Broadband Policies Are Wasting the Chance to Make America Connected
The United States has spent decades and billions of dollars to achieve universal broadband access. Today, we’ve completed the last steps toward that goal, thanks to advances in satellite networks and fixed wireless technologies.
Yet, as Joe Kane writes for InsideSources, the digital divide continues because many Americans still face barriers to affordability or lag in digital literacy. Unfortunately, our broadband policies are neglecting the real barriers keeping millions offline. It’s time for a bold rethinking of broadband policy to match today’s realities—and stop wasting taxpayer dollars on problems we’ve already solved.

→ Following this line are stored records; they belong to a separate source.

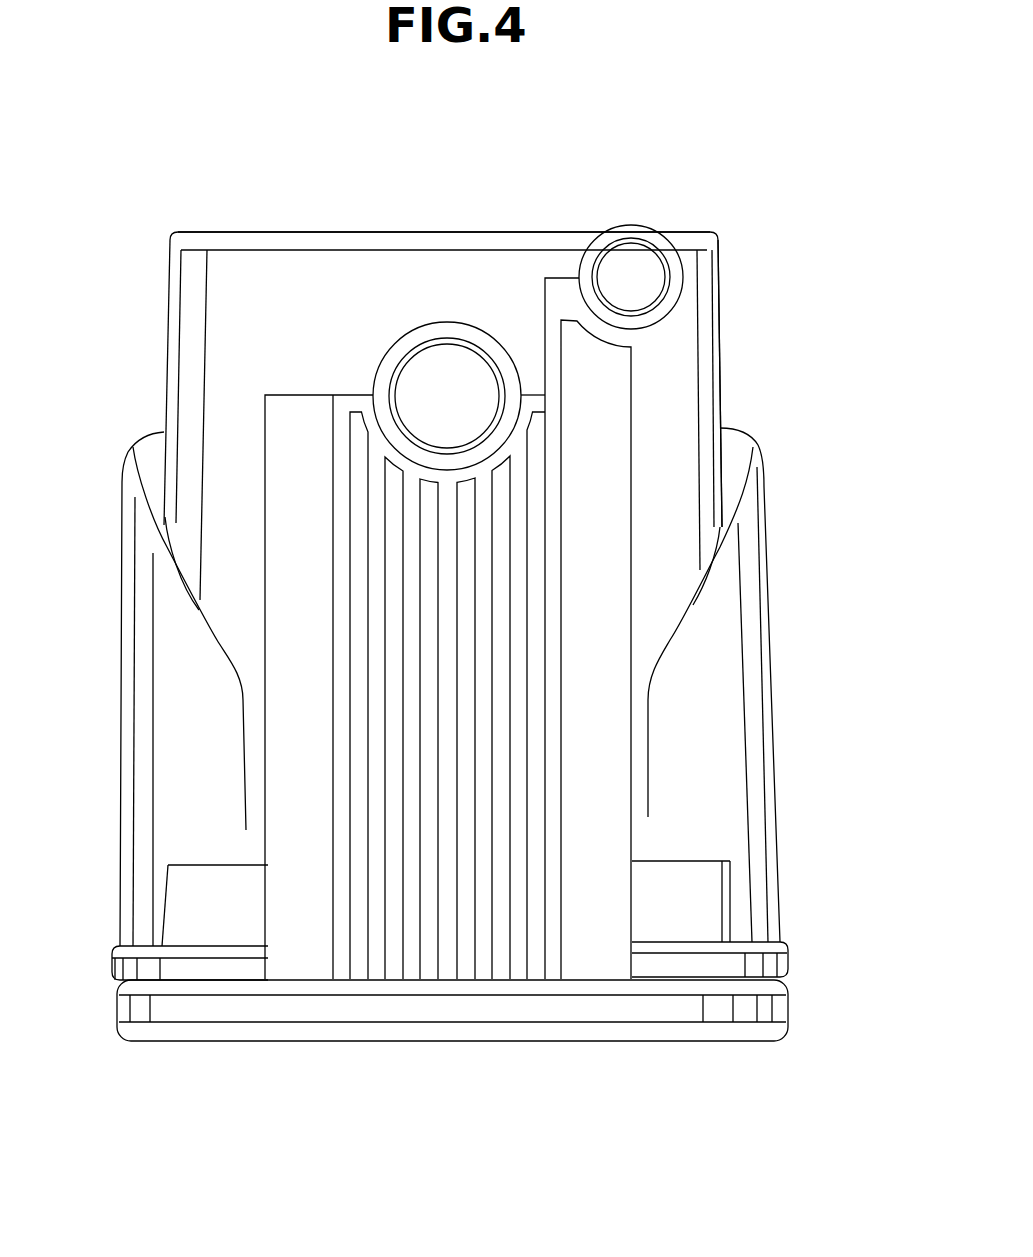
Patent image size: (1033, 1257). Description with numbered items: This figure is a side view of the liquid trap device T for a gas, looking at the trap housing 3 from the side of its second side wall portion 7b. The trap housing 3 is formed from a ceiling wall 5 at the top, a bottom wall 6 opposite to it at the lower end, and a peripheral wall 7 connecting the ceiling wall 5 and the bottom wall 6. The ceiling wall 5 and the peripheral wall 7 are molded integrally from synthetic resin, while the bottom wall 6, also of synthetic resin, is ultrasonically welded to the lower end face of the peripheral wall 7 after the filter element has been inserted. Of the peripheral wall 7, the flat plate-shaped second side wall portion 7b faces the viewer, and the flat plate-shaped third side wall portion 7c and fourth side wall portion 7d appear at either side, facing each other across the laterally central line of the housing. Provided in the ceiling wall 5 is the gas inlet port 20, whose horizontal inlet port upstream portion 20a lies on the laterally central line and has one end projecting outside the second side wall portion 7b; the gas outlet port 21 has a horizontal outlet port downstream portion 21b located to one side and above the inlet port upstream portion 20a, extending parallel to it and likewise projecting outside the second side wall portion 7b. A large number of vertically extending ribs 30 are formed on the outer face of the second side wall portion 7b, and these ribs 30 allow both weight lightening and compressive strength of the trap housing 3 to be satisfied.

The trap housing 3 is at (724, 358).
The ceiling wall 5 is at (411, 232).
The bottom wall 6 is at (445, 1020).
The peripheral wall 7 is at (682, 547).
The second side wall portion 7b is at (297, 435).
The third side wall portion 7c is at (762, 727).
The fourth side wall portion 7d is at (120, 721).
The gas inlet port 20 is at (424, 367).
The inlet port upstream portion 20a is at (452, 330).
The gas outlet port 21 is at (691, 246).
The outlet port downstream portion 21b is at (670, 248).
The ribs 30 is at (450, 543).
The liquid trap device T is at (683, 212).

Federal programs like the $42.45 billion Broadband Equity, Access, and Deployment (BEAD) initiative, the Federal Communications Commission’s High-Cost Fund, and the Agriculture Department’s ReConnect program remain fixated on expensive infrastructure projects even as those deployment gaps have closed.
This misalignment of priorities is inefficient and a missed opportunity to address the deeper issues causing the digital divide. So, Kane outlines a new blueprint for broadband affordability:
- Congress should reallocate funds from costly deployment initiatives to affordability and digital literacy to deliver greater effect and cost taxpayers much less.
- The National Telecommunications and Information Administration should reform BEAD to make it technology-neutral and then cap per-location costs at $1,200 to finish any remaining deployment gaps for a fraction of the cost of the current fiber bias.
- States should then use the savings to address the affordability and digital literacy barriers that comprise the bulk of the remaining digital divide.